At a DPI conference by India’s UN mission, he praised India’s digital infrastructure for empowering millions towards financial independence…reports Arul Louis

India exemplifies how the digital revolution can be made accessible to millions and become “a fundamental driver of social transformation and progress”, according to UN General Assembly President Dennis Francis.

“Models like the Citizen Stack (of India) should be embraced and replicated across countries in the Global South – supporting and empowering people, particularly the most vulnerable in our communities, in the true spirit of leaving no one behind,” he said on Thursday.

Speaking at a conference on Digital Public Infrastructure (DPI) hosted by India’s UN mission, he recalled his visit to India in January, when, he said, he saw the rapid expansion of digital public infrastructure that has removed many barriers and “enabled millions to achieve financial independence and prosperity”.

“In just seven years, India’s digital public infrastructure model has achieved over 80 per cent financial inclusion for its citizens, and now accounts for more than 60 per cent of all digital transactions worldwide,” he said.

At the conference, India showcased its Citizen Stack, the pioneering DPI, that provides seamless interoperability between various functions, from identity (for example, Aadhar) and payments (like UPI and Walmart’s PhonePe) to health (Sanjeevani) and public services delivery.

India’s Electronics Minister Ashwini Vaishnaw in a video message said, “India believes in the ethos of ‘One World, One Family, One Future’ (and) consistent with our ethos, we offer our Citizen Stack to the world.”

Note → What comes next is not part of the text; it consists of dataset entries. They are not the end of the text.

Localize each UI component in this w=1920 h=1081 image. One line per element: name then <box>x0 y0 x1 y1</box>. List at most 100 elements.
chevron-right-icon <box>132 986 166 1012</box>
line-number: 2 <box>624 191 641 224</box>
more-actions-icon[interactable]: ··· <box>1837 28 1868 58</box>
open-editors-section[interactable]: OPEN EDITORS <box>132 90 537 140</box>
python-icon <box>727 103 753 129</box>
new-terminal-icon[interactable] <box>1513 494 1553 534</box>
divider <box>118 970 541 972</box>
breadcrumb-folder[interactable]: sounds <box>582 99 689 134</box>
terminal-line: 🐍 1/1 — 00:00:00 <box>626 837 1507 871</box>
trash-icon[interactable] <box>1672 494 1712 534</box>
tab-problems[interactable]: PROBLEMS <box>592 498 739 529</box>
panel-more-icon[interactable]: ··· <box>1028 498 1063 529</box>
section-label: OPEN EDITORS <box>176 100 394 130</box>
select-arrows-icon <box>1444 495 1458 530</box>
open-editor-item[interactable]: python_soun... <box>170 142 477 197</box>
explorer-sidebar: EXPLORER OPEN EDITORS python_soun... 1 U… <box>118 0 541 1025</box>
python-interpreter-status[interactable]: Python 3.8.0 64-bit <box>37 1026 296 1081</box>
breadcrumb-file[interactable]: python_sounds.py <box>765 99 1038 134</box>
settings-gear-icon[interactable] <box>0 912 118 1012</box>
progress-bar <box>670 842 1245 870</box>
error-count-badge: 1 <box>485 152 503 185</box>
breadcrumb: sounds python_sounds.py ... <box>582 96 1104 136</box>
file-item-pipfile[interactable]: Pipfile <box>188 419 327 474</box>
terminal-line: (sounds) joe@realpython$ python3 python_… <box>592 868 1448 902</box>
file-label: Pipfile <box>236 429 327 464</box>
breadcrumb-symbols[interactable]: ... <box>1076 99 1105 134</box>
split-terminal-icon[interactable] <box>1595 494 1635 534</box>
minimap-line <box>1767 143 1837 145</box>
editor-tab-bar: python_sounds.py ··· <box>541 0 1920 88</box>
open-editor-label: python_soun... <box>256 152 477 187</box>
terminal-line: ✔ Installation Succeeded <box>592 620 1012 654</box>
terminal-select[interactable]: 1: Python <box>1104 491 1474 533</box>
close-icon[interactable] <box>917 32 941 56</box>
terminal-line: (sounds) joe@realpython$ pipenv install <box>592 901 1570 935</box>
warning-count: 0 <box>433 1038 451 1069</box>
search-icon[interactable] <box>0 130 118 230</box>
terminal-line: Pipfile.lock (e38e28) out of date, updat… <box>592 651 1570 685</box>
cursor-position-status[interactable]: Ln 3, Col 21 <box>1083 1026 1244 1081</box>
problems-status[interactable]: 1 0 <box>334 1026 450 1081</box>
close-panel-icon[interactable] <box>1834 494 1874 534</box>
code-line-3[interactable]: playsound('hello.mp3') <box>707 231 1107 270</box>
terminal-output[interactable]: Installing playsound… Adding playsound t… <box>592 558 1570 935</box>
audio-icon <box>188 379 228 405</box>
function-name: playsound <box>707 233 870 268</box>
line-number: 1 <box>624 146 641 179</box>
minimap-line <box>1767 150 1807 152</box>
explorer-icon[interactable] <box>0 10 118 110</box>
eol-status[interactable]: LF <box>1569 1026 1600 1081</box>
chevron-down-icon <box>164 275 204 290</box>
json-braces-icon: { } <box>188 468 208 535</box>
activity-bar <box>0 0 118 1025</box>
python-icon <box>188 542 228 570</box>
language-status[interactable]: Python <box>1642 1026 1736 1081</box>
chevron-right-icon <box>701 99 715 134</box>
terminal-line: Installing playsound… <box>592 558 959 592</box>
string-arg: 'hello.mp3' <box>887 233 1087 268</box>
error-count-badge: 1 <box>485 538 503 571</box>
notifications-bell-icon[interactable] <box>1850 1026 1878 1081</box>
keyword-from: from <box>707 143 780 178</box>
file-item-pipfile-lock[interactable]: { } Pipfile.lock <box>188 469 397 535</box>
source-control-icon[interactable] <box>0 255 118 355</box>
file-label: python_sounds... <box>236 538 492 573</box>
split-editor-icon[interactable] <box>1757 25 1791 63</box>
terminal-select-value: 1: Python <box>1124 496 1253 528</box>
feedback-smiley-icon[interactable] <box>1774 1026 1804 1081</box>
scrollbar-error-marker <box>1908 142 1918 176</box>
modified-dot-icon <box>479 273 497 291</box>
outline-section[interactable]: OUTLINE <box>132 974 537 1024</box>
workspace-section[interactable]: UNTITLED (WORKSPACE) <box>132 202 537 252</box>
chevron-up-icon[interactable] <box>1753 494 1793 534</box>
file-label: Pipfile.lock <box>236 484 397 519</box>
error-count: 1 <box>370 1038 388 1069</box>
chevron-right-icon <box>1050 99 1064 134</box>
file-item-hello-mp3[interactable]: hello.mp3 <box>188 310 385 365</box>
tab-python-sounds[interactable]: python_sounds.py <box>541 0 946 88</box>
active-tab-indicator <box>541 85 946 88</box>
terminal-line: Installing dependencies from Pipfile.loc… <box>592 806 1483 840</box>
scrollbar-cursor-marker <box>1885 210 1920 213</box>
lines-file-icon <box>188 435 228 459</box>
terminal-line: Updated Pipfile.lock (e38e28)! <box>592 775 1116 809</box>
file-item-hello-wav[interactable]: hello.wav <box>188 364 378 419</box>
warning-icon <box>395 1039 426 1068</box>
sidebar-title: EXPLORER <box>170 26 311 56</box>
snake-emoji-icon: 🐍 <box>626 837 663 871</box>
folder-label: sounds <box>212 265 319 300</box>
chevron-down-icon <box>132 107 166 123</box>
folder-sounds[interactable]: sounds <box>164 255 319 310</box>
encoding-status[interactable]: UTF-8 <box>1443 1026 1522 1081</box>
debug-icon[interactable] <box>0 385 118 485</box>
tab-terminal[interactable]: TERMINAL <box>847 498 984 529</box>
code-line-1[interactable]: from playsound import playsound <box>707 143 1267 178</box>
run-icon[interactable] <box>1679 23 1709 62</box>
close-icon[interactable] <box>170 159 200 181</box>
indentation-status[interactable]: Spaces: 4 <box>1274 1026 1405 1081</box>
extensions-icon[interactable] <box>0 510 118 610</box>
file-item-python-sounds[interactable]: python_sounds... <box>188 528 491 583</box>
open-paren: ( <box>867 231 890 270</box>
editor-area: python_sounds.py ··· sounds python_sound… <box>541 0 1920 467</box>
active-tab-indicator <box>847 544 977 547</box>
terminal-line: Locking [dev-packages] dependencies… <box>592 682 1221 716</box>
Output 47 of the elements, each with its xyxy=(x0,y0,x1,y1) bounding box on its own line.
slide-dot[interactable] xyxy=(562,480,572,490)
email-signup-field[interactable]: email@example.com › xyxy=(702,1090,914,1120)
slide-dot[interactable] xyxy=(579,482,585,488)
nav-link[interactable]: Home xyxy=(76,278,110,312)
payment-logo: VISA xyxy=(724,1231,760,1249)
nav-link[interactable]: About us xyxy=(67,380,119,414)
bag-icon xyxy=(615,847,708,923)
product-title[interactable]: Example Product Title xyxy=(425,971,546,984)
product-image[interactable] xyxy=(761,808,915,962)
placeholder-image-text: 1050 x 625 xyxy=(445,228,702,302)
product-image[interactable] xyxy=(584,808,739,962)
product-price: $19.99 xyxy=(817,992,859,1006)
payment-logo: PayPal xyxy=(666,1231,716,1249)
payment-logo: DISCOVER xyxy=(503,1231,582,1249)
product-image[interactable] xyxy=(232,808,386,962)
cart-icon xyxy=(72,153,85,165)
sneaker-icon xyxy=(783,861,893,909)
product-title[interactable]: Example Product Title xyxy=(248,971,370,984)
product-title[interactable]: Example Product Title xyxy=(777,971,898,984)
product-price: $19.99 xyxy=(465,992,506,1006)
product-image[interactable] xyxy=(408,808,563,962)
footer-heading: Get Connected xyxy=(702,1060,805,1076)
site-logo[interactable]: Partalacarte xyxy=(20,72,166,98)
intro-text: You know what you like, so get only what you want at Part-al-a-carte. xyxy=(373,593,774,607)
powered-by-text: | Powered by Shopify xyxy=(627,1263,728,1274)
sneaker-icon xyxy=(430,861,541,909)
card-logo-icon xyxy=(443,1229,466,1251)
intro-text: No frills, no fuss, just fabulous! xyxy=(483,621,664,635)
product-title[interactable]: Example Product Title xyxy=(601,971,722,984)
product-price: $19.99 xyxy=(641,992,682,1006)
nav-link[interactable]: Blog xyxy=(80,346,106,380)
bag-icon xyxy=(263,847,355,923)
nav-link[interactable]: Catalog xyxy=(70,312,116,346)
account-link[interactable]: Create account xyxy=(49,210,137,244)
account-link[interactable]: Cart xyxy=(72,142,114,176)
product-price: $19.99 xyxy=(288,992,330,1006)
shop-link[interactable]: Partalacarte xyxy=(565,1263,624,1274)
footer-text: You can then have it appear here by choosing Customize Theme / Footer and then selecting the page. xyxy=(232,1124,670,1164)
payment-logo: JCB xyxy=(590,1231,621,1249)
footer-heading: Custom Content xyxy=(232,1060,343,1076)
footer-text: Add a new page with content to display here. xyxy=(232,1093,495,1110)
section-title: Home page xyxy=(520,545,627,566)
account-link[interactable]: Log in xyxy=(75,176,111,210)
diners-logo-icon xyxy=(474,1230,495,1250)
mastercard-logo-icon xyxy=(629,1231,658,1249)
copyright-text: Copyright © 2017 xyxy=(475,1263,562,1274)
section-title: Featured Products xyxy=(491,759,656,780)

“The G20 summit in New Delhi last year recognised the transformative power of DPI and following this, India took the initiative to establish a global repository for DPIs currently housing over 55 DPIs from 16 countries,” he said.

“India has pledged $200 million to a social impact fund that will accelerate DPI adoption globally, especially in the developing countries,” he added.

In the digital universe, India’s DPI is unique because unlike the commerce-driven systems predominating the West or the closed government-controlled model in China, India’s DPI provides an open digital infrastructure with guardrails that the private and public sectors can use.

India’s Permanent Representative Ruchira Kamboj said, “India’s journey offers powerful lessons for other nations embarking on digital transformations emphasising a design approach focused on shared building blocks to spur innovation across ecosystems.”

“We invite you to engage with us, let’s stack up the benefits worldwide, and help millions more,” she said, “achieve their dreams”.

To evangelise the DPI model, India’s UN Mission is holding one-on-one sessions on Friday for countries that are interested in adopting it.

Amitabh Kant, who was India’s Sherpa for the G20 Summit, said that India was offering a “modular open source identity platform” that can be adopted by any country’s needs.

“Do not replicate what India has done,” he said. “If you want to transform the lives of citizens like India, you can use the model based on your own country’s ethos in a manner so that you can transform the lives of your citizens.”